What exactly is Harvard theoretical astrophysicist Avi Loeb doing co-founding a $1.755 million academic effort to look for UFOs? Yesterday, Loeb revealed the Galileo Project, which aims to develop an artificial-intelligence-powered network of telescopes that can search for evidence of technological alien civilizations on or near Earth. The project has received mixed criticism from outside researchers, who maintain that while there is no harm in at least looking for such things in a rigorous manner, the possibility of finding anything seems slim.
Galileo is an outgrowth of Loeb’s particular passion—making the case that ‘Oumuamua, the first interstellar comet ever discovered, might actually be a probe from an intelligent species looking to learn about our solar system. For the past few years, he has been trumpeting the idea both in the scientific literature and in a nonfiction book, Extraterrestrial. While on a publicity tour for the book, Loeb says, he was contacted by many people interested in UFOs—which are now more politely referred to as unidentified aerial phenomena, or UAP. Several of those people turned out to be both wealthy and generous, gifting him with large sums of money to use for further, more formal, investigations
“I always emphasize the fact that it’s not a philosophical question whether an object is an artifact from a technological civilization,” Loeb says. “It’s very easy to answer by taking a high-resolution photograph.”

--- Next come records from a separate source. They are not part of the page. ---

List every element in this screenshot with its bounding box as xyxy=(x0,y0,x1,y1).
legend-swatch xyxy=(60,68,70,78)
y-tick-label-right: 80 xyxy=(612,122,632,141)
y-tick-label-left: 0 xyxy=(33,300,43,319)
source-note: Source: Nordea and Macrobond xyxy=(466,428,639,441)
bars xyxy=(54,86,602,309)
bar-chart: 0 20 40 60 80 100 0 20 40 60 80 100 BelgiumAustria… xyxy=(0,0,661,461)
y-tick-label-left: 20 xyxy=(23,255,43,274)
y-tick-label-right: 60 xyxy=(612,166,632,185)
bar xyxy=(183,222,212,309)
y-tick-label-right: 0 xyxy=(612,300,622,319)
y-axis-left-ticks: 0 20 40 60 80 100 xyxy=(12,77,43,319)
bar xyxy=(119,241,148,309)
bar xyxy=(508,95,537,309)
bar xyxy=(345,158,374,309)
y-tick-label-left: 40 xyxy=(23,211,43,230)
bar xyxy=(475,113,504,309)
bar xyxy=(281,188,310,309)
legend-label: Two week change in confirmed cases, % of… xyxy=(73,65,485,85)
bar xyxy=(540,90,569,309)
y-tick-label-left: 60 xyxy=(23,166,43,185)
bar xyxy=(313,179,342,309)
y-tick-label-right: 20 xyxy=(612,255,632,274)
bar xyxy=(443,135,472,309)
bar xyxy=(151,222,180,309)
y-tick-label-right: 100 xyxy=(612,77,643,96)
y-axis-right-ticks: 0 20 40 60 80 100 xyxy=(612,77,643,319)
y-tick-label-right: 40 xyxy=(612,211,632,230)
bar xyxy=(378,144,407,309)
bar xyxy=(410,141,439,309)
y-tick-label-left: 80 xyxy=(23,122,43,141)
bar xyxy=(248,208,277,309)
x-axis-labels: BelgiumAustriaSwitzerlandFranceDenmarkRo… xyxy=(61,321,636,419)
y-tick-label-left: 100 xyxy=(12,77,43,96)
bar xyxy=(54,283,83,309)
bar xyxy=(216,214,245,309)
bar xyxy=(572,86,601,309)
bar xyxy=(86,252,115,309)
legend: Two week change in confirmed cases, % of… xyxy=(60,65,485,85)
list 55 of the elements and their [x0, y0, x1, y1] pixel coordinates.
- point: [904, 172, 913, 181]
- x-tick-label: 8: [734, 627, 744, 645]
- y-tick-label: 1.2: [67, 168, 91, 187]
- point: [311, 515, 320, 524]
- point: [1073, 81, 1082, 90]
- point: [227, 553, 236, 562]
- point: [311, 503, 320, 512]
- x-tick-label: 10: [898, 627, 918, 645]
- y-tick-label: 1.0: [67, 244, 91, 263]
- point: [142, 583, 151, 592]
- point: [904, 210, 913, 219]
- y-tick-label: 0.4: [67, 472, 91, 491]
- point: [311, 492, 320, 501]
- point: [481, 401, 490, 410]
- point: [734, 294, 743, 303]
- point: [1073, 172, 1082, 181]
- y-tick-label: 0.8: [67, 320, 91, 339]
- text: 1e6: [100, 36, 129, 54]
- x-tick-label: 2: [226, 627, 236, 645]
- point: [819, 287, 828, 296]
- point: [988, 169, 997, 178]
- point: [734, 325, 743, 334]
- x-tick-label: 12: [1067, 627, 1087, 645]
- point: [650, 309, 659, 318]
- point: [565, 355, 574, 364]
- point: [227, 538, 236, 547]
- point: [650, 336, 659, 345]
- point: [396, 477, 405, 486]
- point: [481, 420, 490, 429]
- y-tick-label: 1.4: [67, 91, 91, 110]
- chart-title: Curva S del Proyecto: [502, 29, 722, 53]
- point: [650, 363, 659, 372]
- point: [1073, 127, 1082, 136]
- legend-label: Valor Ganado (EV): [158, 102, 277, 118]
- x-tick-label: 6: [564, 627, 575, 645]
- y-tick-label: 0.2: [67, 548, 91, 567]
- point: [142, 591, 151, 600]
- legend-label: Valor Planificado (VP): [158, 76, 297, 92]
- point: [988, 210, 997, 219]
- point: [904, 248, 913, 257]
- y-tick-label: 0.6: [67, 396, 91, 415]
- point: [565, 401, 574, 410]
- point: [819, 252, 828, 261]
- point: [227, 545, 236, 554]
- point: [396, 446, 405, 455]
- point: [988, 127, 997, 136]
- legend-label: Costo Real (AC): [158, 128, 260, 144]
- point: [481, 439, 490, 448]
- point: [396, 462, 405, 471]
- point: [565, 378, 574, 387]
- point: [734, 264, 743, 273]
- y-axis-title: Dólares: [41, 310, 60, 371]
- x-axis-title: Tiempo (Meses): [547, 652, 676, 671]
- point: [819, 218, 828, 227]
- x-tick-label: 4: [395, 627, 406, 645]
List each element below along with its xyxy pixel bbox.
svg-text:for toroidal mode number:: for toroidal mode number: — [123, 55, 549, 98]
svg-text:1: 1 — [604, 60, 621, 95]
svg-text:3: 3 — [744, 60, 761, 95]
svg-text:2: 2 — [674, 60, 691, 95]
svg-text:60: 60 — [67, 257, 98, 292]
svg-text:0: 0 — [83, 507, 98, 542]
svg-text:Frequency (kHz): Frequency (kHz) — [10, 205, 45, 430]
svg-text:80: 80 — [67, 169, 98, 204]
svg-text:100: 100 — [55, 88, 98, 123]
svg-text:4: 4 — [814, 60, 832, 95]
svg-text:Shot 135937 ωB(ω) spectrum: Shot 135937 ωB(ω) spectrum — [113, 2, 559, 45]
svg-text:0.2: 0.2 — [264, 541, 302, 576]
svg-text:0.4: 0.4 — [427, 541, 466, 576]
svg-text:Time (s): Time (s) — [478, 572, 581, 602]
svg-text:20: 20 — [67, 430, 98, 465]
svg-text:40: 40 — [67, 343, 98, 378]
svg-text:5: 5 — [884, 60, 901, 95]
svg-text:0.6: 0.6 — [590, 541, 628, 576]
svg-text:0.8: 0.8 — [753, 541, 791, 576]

That is what he and his research partners at Galileo hope to do, by building small arrays of instruments that would continuously scan the skies to capture data about anything out of the ordinary. The project also intends to develop sensors to hunt for any unusual, artificial and potentially alien satellites orbiting Earth, as well as to look for other ‘Oumuamua-like interstellar objects to study in greater detail. Despite its outlandish focus, scientists not associated with the group still think Galileo can provide useful information. “In the sense that this could serve to legitimize those kinds of investigations, it can be a very positive thing,” says Lucianne Walkowicz, an astronomer at the Adler Planetarium in Chicago.
“I’m glad to see Avi and others not being afraid of silly associations,” says Jason Wright, a Pennsylvania State University astrophysicist who works on the search for extraterrestrial intelligence (SETI). “So much of UFO stuff is far from the way we actually do science; it’s hard to associate yourself with it and still be taken seriously. I appreciate that Avi is going to do some systematic data collection and study it with a clean sheet.”
Both Walkowicz and Wright emphasize that they don’t believe UAP to have exotic extraterrestrial explanations, considering them much more likely to be mundane things like planes, birds, insects, meteors or atmospheric phenomena. Given their highly random nature—most eyewitness accounts describe them appearing out of nowhere and disappearing just as quickly—building detectors to monitor them might be quite difficult.
“It’s really hard to see how you establish a search strategy that would have a chance of seeing one,” says Jonathan McDowell, an astrophysicist at the Harvard-Smithsonian Center for Astrophysics. “I suspect there are more well-motivated SETI projects, or even UFO-search projects, that could be funded for less money.”
UAP are having something of a cultural moment, with the Department of Defense and the Office of the Director of National Intelligence releasing a highly anticipated report last month on their own investigations into the phenomena. The government concluded that most of the events were likely terrestrial in origin, things like weather balloons and foreign drones, but added they merited further study.